Ein junger Mönch namens Martin Luther findet das überhaupt nicht richtig. Er liest die Bibel sehr genau und stellt fest: Davon steht doch gar nichts in der Bibel! Gott liebt die Menschen einfach so, man kann sich den Himmel nicht mit Geld kaufen.
Luther ist wütend und will eine Diskussion starten. Und so schreibt er seine berühmten 95 Thesen auf. Eine These ist eine Behauptung, eine Idee, über die man diskutieren muss. Martin Luther schreibt also 95 Thesen auf Latein. Am 31. Oktober 1517 nagelt er diese Thesen an die Tür der Schlosskirche in Wittenberg. Zumindest erzählt man sich das heute so. Ob er sie wirklich mit einem Hammer an die Tür genagelt hat, wissen wir nicht ganz sicher. Aber seine Thesen verbreiten sich unglaublich schnell im ganzen Land.
Und warum verbreiten sie sich so schnell? Das liegt an einer ganz neuen Erfindung: dem Buchdruck. Vor dieser Erfindung musste man jedes Buch mühsam mit der Hand abschreiben. Das dauerte Monate, manchmal Jahre. Aber mit dem Buchdruck kann man Texte plötzlich ganz schnell, billig und in großen Mengen kopieren. Luthers Thesen werden gedruckt, überall verteilt und von vielen Menschen gelesen. Plötzlich spricht das ganze Land über die Ideen dieses mutigen Mönchs.
Die mächtige Kirche und der Kaiser sind natürlich überhaupt nicht begeistert. Sie wollen, dass Luther seine Thesen zurücknimmt. Aber Luther weigert sich. Er sagt: Ich kann das nicht tun, mein Gewissen verbietet es mir. Luther muss fliehen und sich verstecken.
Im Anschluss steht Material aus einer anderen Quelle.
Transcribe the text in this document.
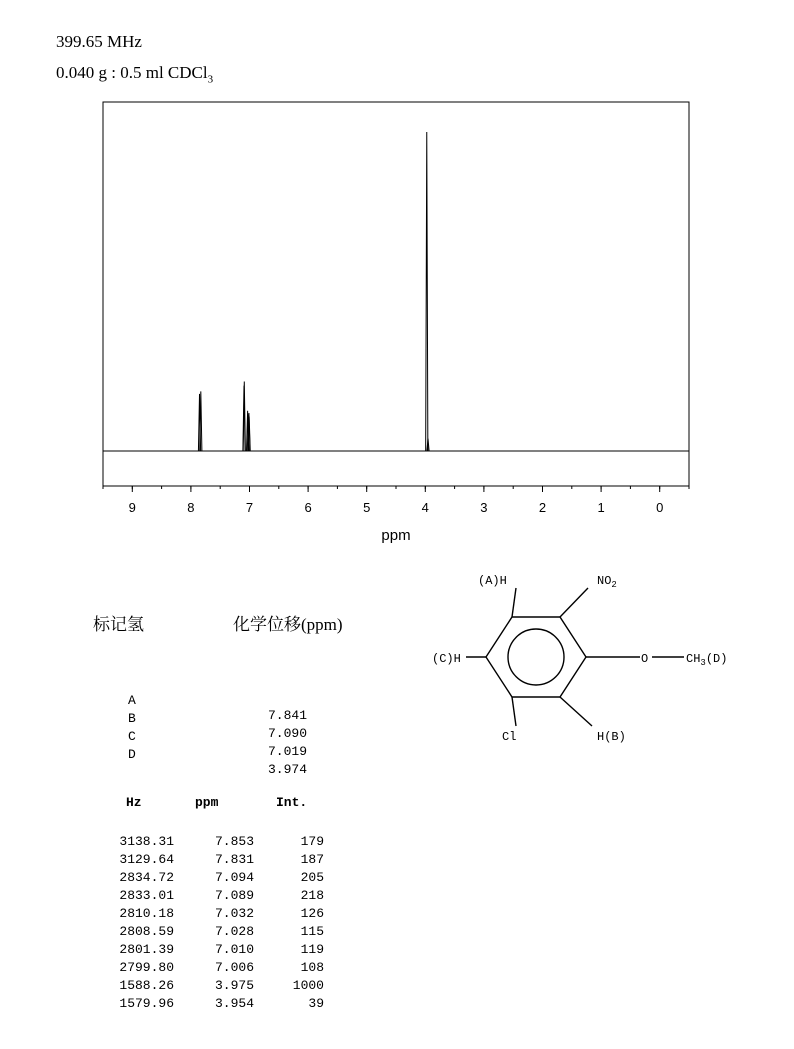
399.65 MHz
0.040 g : 0.5 ml CDCl$_3$
9	8	7	6	5	4	3	2	1	0
ppm
标记氢	化学位移(ppm)

A

7.841

B

7.090

C

7.019

D

3.974

Hz	ppm	Int.
3138.31	7.853	179
3129.64	7.831	187
2834.72	7.094	205
2833.01	7.089	218
2810.18	7.032	126
2808.59	7.028	115
2801.39	7.010	119
2799.80	7.006	108
1588.26	3.975	1000
1579.96	3.954	39
(A)H	$NO_2$
(C)H	O	$CH_3(D)$
Cl	H(B)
Ein befreundeter Fürst hilft ihm und bringt ihn heimlich auf die Wartburg, eine alte, kalte Burg im Thüringer Wald.
Dort lebt Luther unter einem falschen Namen: Junker Jörg. Er lässt sich einen langen Bart wachsen, damit ihn niemand erkennt. In seinem kleinen, einfachen Zimmer auf der Burg hat er viel Zeit. Und er nutzt diese Zeit für eine gewaltige Aufgabe. Er beschließt, das Neue Testament der Bibel aus dem Griechischen ins Deutsche zu übersetzen.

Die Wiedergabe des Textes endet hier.